C/C++ array and C++ STL containers count the index from 0 to (size - 1).
Consider what will happen when you calculate the size of the array or container by taking the difference between a pair of pointers or iterators like:
size = ending_pointer - beginning_pointer;
// or
size = std::distance(beginning_iterator, ending_iterator);
This will really give you the size if ending_pointer or ending_iterator refers to the position past-the-last.
2.
Conventionally, looping through an array with index like this:
for (size_t i = 0 ; i < size ; ++i)
Note that we use less-than instead of less-than-or-equal-to.
For iterator:
// Usually found in implementations of STL algorithms
for (iterator_type it = beginning_iterator ; it != ending_iterator ; ++it)
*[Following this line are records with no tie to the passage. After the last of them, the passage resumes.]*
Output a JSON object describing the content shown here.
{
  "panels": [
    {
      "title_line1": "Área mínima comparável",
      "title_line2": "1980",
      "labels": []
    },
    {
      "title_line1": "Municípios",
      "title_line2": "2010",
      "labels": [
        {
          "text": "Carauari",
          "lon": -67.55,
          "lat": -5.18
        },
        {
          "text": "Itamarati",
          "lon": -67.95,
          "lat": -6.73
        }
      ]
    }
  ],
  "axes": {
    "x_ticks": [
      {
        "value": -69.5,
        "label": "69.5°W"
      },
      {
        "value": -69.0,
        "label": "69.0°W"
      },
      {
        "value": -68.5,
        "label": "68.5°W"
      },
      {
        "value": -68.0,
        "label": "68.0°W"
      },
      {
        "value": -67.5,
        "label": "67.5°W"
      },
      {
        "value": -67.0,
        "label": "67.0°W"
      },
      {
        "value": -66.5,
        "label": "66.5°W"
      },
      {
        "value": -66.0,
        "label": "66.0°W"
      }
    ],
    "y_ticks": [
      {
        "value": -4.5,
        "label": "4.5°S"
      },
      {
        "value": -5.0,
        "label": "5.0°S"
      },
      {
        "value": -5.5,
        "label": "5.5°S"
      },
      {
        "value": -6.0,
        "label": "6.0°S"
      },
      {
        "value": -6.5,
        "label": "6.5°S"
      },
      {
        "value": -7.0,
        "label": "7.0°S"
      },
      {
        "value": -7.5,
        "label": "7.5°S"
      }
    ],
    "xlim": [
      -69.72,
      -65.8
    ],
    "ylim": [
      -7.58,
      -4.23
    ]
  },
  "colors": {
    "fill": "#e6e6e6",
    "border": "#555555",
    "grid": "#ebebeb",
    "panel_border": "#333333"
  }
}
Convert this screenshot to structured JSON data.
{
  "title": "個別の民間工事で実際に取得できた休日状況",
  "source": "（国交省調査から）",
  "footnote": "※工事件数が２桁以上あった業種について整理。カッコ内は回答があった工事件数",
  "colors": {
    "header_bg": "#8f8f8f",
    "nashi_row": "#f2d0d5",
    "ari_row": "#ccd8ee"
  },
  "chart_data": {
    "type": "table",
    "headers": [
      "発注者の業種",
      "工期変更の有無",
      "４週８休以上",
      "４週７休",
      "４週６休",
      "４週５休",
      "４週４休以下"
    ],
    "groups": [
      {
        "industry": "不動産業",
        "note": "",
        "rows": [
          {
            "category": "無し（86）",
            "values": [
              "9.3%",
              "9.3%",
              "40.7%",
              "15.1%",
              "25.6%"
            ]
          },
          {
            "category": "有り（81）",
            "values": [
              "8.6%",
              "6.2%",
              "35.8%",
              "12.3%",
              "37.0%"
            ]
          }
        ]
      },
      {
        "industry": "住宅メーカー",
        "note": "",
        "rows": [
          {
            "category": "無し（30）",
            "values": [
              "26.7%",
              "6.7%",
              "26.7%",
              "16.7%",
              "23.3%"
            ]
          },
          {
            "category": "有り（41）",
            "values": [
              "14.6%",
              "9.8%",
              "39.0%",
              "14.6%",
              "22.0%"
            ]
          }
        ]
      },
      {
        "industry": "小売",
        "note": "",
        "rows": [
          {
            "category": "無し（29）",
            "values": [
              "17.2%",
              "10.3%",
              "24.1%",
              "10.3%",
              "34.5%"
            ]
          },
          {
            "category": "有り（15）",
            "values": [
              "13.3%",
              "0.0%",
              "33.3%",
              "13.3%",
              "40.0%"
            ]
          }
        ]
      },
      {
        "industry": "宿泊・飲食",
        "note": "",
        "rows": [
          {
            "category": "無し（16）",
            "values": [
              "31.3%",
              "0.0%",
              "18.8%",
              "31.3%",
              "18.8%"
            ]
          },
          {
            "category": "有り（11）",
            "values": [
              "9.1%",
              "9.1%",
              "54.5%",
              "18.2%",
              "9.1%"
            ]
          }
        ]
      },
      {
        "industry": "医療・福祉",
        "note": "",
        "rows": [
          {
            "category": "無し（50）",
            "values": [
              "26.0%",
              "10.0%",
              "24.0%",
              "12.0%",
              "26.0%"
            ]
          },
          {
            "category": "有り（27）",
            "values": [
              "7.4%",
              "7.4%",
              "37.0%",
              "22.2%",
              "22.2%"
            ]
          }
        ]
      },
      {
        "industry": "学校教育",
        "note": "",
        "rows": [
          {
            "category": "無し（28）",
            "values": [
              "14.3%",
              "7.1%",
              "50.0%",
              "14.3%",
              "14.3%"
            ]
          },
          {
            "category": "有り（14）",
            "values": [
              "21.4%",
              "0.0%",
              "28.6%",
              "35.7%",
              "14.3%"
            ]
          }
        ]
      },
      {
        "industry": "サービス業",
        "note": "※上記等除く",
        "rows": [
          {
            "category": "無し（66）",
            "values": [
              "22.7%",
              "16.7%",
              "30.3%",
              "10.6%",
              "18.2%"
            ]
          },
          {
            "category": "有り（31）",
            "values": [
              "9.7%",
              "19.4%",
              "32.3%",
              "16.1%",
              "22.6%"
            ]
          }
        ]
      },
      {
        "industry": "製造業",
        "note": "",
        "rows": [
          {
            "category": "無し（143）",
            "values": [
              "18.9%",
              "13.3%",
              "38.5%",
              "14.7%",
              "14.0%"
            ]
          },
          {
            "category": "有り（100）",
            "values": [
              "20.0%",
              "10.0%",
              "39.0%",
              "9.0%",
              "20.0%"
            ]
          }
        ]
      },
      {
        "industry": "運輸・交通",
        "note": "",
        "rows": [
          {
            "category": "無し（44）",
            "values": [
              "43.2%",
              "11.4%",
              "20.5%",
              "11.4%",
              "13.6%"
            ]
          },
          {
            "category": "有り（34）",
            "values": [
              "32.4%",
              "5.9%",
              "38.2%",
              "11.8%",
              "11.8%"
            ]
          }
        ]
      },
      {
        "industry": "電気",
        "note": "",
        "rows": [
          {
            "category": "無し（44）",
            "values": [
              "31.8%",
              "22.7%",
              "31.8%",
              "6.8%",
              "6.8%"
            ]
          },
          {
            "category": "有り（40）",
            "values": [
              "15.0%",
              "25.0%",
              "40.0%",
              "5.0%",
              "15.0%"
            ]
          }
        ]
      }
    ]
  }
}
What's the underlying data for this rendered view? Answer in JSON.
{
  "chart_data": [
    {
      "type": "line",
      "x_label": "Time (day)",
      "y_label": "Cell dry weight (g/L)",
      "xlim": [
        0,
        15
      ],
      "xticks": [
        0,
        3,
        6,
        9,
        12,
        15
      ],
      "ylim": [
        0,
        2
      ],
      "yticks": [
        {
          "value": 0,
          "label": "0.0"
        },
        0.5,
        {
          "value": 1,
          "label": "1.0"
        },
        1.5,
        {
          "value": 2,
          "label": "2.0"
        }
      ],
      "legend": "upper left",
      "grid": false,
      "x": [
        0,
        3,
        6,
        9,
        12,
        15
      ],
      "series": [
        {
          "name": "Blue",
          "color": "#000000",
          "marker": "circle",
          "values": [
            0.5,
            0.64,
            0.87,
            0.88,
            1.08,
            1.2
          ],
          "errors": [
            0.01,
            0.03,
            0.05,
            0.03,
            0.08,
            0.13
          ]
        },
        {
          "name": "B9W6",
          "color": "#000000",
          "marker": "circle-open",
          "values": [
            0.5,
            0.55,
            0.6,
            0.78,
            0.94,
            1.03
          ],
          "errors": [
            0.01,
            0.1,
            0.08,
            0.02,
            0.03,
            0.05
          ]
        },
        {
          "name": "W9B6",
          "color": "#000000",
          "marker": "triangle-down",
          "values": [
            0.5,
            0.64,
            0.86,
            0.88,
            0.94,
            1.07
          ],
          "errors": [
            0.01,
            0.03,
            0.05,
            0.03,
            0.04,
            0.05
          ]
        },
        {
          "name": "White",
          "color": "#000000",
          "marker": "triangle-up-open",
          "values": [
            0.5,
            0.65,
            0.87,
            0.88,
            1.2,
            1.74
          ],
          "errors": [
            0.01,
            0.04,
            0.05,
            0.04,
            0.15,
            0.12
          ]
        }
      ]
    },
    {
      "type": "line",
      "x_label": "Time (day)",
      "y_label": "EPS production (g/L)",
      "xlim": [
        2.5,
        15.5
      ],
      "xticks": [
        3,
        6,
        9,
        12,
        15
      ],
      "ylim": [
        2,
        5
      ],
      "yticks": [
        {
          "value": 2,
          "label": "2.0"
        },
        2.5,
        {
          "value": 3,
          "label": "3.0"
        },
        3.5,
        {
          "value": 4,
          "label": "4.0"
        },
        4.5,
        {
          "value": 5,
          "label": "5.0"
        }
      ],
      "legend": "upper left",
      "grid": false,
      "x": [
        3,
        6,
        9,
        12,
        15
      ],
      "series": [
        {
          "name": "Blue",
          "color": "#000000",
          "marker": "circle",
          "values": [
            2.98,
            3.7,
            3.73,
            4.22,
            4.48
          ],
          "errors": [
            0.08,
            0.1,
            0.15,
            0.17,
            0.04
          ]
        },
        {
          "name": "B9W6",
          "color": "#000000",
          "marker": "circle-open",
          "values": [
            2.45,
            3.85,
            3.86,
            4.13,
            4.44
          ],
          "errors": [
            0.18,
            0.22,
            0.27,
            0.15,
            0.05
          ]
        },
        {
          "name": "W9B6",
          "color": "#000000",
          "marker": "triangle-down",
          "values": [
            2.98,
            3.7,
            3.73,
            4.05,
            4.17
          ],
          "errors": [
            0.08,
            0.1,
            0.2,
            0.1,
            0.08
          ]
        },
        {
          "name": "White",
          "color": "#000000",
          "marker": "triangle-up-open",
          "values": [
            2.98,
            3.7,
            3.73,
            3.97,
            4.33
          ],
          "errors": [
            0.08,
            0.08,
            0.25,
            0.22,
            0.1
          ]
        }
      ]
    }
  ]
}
Note that we use not-equal-to instead of equal-to.
3.
To handle the cases with an array or container of size 0, the convention of one-position-past-the-last is convenient for programmers and compiler optimization, since the beginning iterator will be equal to ending iterator.
for (iterator_type it = beginning_iterator ; it != ending_iterator_which_equals_the_beginning ; ++it)
// still consistent to
for (size_t i = 0 ; i < size_which_is_zero ; ++i)
As mentioned in others' answers, we prefer std::begin(container)
and std::end(container)
. They can free us from the troubles of pointer arithmetic and thus less error prone. They also make generic coding easier.